同時に多くのアマチュアは、練習場で真っすぐの球ばかり打とうとします。そして真っすぐ打ったつもりが、右に左にと曲がり、首を傾げている人も少なくありません。

スライスに悩んでいるのであれば、どフックを打ってみればいいのです。その中間に真っすぐのボールはあります。曲がるボールは、スタンスの向きやスイングプレーンなど、色んな要素で決まります。しかし、ここで見落としがちなのがバランスです。

そこでボクが提唱したいのは、アンバランスな立ち方で打つこと。たとえば、カカト体重で打ったら次はツマ先体重で打ってみる。今度は左足体重で打ってみる。もちろん、スイング中はそのアンバランスをキープして打ってください。

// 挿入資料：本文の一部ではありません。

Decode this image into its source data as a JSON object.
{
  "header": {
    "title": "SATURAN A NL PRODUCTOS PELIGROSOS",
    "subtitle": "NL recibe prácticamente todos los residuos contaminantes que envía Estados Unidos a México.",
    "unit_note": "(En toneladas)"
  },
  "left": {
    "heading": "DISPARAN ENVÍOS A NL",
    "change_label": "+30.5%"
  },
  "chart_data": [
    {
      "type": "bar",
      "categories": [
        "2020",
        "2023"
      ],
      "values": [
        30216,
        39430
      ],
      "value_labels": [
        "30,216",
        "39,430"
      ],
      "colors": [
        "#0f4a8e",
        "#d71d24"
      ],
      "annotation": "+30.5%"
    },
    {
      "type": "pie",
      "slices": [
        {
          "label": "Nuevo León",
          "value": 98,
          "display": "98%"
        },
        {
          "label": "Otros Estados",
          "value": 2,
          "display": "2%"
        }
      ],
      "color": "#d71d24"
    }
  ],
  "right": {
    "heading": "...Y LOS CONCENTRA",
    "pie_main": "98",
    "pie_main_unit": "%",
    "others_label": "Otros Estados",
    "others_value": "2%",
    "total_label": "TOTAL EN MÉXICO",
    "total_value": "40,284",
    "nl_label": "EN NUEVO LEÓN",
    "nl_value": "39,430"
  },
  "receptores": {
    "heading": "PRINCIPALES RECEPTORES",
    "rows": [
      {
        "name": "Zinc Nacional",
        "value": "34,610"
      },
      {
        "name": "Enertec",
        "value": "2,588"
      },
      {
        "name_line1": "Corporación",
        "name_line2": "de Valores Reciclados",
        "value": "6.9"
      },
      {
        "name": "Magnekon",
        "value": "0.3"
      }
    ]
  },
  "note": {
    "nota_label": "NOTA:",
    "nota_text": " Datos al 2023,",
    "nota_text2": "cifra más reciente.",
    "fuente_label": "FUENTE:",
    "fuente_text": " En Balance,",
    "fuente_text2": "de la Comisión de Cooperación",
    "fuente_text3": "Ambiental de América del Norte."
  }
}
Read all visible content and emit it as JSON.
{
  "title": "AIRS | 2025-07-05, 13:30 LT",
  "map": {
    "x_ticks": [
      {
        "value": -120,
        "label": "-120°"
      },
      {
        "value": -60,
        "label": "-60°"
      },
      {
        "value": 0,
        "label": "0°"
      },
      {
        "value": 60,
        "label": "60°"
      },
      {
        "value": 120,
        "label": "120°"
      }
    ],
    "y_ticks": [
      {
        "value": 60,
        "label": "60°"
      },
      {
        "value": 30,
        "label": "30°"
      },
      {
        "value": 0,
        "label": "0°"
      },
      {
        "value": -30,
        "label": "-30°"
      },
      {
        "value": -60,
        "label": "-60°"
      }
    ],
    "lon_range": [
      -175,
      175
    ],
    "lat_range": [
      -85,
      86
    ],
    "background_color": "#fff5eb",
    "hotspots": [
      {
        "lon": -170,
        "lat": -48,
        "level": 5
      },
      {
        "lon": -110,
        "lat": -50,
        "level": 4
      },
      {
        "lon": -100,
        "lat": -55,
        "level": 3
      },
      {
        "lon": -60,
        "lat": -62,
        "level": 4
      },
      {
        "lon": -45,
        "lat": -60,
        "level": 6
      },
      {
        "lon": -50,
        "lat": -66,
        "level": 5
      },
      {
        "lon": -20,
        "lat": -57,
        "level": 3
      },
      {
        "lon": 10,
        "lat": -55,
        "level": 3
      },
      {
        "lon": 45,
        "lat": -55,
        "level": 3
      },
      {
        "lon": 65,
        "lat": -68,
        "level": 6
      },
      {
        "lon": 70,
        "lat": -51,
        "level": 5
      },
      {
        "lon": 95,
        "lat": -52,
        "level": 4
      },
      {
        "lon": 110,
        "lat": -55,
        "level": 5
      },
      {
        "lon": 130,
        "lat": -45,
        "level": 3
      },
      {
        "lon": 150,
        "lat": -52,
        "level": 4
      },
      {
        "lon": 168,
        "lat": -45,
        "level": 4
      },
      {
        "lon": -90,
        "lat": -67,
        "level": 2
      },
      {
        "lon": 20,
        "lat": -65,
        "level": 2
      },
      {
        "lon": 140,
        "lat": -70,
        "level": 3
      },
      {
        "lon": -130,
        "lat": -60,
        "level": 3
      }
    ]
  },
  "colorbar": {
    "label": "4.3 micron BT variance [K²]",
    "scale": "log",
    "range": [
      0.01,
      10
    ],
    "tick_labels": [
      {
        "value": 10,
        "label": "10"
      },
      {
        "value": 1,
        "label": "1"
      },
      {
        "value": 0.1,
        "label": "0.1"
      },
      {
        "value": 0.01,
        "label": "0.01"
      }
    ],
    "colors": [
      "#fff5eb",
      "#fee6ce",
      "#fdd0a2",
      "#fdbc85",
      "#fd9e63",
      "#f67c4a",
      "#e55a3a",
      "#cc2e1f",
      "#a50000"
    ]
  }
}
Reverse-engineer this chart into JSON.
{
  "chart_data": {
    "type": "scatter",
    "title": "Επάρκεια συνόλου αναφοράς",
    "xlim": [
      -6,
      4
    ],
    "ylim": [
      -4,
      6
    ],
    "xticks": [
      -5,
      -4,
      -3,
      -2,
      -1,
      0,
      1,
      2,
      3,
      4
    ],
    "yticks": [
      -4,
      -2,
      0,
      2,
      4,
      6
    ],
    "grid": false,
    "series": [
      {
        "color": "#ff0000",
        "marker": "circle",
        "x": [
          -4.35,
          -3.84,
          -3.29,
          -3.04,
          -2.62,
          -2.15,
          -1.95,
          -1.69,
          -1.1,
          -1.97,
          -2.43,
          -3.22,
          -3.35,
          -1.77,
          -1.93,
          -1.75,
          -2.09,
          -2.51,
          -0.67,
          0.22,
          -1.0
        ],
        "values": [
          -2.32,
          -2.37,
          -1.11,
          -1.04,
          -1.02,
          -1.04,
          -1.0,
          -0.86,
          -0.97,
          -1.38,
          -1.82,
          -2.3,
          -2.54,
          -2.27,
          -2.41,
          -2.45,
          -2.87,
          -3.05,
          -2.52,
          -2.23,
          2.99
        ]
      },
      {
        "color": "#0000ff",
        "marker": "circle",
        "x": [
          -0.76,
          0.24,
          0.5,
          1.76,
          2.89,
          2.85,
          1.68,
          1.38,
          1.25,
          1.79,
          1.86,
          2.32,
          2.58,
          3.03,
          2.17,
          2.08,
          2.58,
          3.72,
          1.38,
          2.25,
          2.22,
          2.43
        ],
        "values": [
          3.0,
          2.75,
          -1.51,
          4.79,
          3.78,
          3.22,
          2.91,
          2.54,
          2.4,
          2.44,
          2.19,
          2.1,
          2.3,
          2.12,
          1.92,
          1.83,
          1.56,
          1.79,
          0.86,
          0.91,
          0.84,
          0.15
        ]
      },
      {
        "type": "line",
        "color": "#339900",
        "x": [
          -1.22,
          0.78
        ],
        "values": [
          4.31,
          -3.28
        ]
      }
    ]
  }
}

カカト体重で打てば、必ずボールがこう曲がるとは言い切れません。しかし、自分のスイングの特徴によって、カカト体重ならこういうボールが出る……といった傾向は分かるはず。極端に左右の体重比を9:1、8:2……と変えていけば、さらにその傾向ははっきりすることでしょう。ちなみにアプローチの練習では、50ヤードを50cm曲げる練習を、プロや研修生にはやらせています。

スイング中にバランスを崩さない打ち方を身に付けるには、バランスディスクに乗っての素振り、ボールを打つ練習が効果的です。往々にしてアマチュアの皆さんはフルスイングしか練習しません。

バランスディスクの上で、バランスを崩さないように振ることは、スイングを作る上でも効果的です。また、ボールやタオルを踏むなどしてツマ先下がり&上がり、左足下がりなど打席で傾斜を作って打つと、実戦的な練習につながると思います。

実際にコースに行ったら、打つ前に二、三度ジャンプ。それにより傾斜地に合ったバランスの良い立ち方ができるはずです。あとは足裏で体重配分を意識し、どんなボールが出るかをイメージしてみましょう。

オーガスタでは、マスターたちが瞬時にそれをやっているのです。そして、それを攻略できた者にだけ、グリーンジャケットの着用が許されるのです。

■辻村明志
つじむら・はるゆき/1975年生まれ、福岡県出身。上田桃子らのコーチを務め、プロを目指すアマチュアも教えている。2025年は千田萌花と藤本愛菜をプロテスト合格に導いた。読売ジャイアンツの打撃コーチとして王貞治に「一本足打法」を指導した荒川博氏に師事し、その練習法や考え方をゴルフの指導に取り入れている。元(はじめ)ビルコート所属。